A bag used by NASA astronaut Neil Armstrong to collect dust and rocks from the lunar surface is expected to bring in an otherworldly sum when it goes up for auction (along with several other pieces of important space memorabilia) later on this week at Sotheby’s in New York City.
Used by Armstrong to transport the very first lunar samples ever collected back to Earth as part of the Apollo 11 mission, the bag still contains dust and small rocks and is expected to fetch up to $4 million once the auction begins at 11am Thursday morning, according to Fortune.
“This seemingly modest bag… played a crucial role in the most important scientific task of the Apollo 11 mission – to bring back the first sample of lunar material ever collected,” Cassandra Hatton, the vice president and senior specialist at Southeby’s who is in charge of the upcoming auction, said in a statement, according to CollectSpace.
“To be able to see such an object in person is a once in a lifetime opportunity,” she added. “It is one thing to read about going to the moon; it is quite another to hold in one’s hands an object that was actually there and still carries traces of that faraway place.”
In addition to the bag, items available for the auction include the Apollo 13 flight plan (which is expected to bring in $30,000 to $40,000 at the auction) and the record file for famed Cosmonaut Yuri Gagarin, which will likely go for at least $50,000, photographs of the moon taken by the US space agency and even a spacesuit worn by Gus Grissom, the Science Times added.
The unusual journey of this unusual space artifact
According to Sotheby’s, the auction is their first space-themed sale in approximately two decades and was scheduled to coincide with the 48th anniversary of the Apollo 11 moon landing. Several of the items come from astronauts’ private collections, and some are autographed, they noted.
While such artifacts, as well as photos, tools, maps, charts and more, will be available to buy at the auction, the Armstrong sample bag is the obvious showcase piece – but, as collectSpace, the Science Times and Fortune explained, that wasn’t always the case. In fact, it previously failed to sell at auction and wound up being purchased as part of a lot for less than $1,000.
For many years, the bag was stored at the famous Johnson Space Center in Houston, but at some point, NASA lost track of it and it ended up being found in the garage of Max Ary, co-founder of the Cosmosphere in Hutchinson, Kansas. Ary was later convicted of stealing and selling artifacts belonging to NASA and the Cosmosphere, but the Armstrong bag was inadvertently sold in 2015 on behalf of the US Marshals Service to cover restitution due by the museum manager.
However, the bag was unable to find a buyer at Marshal Service auctions on two occasions and wound up going to Chicago-area attorney Nancy Lee Carlson for just $995 on the third attempt. In an effort to learn more about the bag, Carlson contacted NASA, who tested it and its contents and found that the bag contained actual moon dust collected by Armstrong.

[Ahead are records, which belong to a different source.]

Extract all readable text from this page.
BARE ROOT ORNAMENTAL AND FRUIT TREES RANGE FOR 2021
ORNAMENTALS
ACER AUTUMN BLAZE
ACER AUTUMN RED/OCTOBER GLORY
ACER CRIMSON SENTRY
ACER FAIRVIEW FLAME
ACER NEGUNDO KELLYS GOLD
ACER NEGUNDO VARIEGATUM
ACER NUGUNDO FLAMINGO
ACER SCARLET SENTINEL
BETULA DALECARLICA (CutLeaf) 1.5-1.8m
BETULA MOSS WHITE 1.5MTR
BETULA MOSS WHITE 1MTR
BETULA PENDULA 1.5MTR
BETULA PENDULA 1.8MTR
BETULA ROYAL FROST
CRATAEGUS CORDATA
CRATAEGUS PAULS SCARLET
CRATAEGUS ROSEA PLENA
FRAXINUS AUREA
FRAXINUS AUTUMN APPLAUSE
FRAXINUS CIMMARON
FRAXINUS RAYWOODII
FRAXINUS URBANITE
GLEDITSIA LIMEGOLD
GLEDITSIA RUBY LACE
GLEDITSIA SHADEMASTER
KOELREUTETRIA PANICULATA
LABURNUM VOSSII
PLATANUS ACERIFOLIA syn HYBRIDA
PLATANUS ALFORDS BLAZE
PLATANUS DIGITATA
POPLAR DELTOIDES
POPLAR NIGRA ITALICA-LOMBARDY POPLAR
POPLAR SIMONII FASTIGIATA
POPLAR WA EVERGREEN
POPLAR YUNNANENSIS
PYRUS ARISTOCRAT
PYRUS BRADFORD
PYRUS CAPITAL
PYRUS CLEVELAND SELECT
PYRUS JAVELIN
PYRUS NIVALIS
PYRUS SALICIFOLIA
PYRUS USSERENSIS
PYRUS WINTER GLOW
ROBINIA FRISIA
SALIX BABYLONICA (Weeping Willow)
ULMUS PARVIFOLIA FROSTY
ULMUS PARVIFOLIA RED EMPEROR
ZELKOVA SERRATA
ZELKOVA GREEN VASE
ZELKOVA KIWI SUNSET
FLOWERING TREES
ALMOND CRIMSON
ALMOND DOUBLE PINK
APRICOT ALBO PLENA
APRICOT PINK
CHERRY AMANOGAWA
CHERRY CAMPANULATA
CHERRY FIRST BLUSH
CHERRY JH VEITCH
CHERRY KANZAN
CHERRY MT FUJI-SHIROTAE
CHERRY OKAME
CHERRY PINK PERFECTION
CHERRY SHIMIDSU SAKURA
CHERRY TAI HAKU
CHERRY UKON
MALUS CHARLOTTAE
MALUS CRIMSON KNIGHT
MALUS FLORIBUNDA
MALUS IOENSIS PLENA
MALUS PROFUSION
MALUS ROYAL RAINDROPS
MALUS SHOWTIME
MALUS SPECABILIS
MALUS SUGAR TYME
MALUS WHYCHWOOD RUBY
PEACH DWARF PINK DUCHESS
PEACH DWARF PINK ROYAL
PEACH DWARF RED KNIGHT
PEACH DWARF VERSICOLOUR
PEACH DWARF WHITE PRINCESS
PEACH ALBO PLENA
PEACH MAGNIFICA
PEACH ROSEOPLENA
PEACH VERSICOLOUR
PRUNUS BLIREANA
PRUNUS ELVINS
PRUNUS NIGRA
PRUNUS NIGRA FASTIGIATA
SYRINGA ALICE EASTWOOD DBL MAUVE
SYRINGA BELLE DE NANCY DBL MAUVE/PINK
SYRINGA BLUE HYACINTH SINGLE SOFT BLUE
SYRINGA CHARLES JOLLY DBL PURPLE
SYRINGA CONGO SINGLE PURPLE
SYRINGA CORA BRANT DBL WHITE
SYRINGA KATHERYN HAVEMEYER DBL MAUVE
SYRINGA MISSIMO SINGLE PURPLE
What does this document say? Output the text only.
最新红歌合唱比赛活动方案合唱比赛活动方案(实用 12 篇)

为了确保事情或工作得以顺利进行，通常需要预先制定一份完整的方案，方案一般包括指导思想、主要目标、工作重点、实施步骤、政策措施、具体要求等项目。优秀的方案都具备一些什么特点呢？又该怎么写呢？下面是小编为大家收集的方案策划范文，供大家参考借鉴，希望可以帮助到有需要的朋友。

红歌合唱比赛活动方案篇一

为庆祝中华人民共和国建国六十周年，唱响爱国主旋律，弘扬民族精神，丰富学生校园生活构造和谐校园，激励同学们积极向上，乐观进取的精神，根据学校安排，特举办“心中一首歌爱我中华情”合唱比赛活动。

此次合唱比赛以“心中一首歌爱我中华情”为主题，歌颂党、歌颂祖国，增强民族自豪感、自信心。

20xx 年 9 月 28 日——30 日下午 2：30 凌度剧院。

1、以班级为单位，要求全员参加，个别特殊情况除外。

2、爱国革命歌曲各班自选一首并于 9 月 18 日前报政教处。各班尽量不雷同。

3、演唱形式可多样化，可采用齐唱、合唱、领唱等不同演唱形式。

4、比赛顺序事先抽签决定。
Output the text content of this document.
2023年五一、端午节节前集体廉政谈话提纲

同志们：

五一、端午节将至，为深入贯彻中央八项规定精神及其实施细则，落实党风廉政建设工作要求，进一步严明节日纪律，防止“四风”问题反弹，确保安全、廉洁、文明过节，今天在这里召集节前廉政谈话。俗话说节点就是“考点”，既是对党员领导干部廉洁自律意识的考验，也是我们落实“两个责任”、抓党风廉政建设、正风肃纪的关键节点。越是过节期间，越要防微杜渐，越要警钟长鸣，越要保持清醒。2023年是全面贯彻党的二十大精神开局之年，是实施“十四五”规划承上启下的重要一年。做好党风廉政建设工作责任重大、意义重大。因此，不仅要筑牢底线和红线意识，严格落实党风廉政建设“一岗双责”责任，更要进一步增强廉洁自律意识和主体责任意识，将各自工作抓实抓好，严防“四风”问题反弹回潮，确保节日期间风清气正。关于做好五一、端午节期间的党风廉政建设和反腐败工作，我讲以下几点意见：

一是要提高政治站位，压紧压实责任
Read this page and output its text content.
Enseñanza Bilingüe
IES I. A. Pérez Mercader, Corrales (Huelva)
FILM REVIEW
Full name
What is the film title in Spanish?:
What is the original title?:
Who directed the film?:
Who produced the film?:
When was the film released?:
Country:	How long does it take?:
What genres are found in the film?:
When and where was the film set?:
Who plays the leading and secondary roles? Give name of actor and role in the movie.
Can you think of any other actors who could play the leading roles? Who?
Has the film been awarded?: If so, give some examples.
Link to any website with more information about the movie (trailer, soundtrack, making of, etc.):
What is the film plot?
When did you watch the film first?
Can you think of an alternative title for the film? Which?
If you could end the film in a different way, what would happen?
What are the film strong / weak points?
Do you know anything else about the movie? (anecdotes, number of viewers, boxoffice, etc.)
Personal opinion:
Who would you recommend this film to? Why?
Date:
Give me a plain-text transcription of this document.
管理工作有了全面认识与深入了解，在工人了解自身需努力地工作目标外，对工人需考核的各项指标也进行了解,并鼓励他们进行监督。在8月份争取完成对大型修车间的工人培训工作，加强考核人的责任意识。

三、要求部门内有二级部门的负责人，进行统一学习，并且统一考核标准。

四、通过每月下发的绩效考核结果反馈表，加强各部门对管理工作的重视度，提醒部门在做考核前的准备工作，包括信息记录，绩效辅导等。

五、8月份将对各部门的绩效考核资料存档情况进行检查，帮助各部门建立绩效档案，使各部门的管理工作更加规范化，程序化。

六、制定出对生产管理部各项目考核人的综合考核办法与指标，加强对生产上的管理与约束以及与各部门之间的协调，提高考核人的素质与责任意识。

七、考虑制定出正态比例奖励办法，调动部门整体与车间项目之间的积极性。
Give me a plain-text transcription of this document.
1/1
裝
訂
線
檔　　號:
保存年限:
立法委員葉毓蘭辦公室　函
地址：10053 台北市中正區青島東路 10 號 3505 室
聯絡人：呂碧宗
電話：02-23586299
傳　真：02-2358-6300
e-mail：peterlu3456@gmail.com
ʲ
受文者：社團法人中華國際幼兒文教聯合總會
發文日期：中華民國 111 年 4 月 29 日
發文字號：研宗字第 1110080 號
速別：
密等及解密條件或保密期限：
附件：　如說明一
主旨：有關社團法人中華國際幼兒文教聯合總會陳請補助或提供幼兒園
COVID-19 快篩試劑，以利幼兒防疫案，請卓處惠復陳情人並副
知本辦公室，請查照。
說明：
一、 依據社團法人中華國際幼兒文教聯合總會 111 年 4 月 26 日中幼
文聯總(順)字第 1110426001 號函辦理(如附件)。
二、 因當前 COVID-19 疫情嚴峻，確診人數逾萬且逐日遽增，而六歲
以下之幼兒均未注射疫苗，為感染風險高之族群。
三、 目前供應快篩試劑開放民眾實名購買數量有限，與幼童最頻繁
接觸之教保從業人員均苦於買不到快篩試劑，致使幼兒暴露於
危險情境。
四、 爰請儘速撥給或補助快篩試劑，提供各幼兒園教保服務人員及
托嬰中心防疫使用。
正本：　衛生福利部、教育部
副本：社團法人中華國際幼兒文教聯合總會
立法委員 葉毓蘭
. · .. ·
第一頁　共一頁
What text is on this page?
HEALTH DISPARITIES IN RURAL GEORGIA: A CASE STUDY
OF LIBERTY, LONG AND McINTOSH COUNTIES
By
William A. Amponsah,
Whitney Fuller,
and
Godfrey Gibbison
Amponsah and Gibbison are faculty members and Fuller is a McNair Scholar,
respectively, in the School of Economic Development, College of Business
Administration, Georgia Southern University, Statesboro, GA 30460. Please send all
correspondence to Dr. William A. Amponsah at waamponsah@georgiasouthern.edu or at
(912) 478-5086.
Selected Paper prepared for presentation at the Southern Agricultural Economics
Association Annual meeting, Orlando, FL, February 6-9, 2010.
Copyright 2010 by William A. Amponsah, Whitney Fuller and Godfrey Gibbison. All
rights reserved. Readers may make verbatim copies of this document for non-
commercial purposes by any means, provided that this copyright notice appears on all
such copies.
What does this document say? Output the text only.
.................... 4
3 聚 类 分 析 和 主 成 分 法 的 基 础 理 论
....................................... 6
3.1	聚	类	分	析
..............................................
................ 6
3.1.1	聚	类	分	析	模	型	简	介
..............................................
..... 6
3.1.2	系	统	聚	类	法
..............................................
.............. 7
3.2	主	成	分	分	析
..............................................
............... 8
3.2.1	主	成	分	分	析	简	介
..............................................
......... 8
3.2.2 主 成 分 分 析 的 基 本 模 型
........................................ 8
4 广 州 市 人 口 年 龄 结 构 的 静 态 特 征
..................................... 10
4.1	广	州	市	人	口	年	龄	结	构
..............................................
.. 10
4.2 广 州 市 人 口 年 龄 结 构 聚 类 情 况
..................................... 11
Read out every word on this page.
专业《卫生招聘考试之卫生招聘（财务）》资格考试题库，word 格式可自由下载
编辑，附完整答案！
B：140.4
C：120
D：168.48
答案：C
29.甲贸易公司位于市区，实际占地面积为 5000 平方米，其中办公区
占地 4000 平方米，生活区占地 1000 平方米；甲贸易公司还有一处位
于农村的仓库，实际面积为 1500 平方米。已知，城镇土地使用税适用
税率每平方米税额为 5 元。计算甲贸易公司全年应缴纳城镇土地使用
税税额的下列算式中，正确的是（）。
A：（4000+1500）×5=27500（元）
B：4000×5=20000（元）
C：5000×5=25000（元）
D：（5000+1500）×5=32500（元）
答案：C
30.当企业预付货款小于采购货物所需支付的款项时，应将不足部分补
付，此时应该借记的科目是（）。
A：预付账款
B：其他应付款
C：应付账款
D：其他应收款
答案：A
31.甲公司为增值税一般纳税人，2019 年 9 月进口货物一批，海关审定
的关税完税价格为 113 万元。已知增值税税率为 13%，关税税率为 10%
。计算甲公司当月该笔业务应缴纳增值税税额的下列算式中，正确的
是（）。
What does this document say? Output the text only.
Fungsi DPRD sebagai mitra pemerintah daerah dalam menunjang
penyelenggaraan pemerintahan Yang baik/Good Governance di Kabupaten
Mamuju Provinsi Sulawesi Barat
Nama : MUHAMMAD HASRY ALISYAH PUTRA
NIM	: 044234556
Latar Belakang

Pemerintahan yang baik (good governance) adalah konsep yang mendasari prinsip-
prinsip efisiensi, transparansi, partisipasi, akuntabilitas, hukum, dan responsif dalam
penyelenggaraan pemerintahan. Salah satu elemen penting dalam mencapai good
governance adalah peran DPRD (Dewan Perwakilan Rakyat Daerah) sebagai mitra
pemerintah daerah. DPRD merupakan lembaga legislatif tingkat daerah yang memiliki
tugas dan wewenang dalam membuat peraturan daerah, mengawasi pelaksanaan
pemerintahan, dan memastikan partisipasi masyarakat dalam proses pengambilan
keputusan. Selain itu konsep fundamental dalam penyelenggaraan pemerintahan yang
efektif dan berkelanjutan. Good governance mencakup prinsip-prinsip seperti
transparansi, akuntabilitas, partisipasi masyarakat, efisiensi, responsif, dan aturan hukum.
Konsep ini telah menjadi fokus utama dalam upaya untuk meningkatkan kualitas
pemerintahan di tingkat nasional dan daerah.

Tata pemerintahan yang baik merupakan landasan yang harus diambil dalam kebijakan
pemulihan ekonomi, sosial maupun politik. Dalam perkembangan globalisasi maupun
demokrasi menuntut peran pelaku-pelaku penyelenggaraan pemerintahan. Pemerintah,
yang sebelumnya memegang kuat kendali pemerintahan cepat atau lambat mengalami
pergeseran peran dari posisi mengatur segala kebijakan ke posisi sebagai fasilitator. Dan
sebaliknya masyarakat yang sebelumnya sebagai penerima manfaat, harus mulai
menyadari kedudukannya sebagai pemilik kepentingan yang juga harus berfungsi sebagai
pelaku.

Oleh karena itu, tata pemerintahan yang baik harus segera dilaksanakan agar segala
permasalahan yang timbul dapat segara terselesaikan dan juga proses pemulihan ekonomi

The agency attempted to keep the sample bag and its contents, but Carlson filed a lawsuit. She won, and NASA was forced to return the item to her after a Texas judge ruled that there was not enough evidence to overturn the result of the Marshals’ sale. Now, with the bag authenticated by NASA, Carlson has decided to put it up for auction once again – and this time she is expected to earn a considerable return on her initial investment.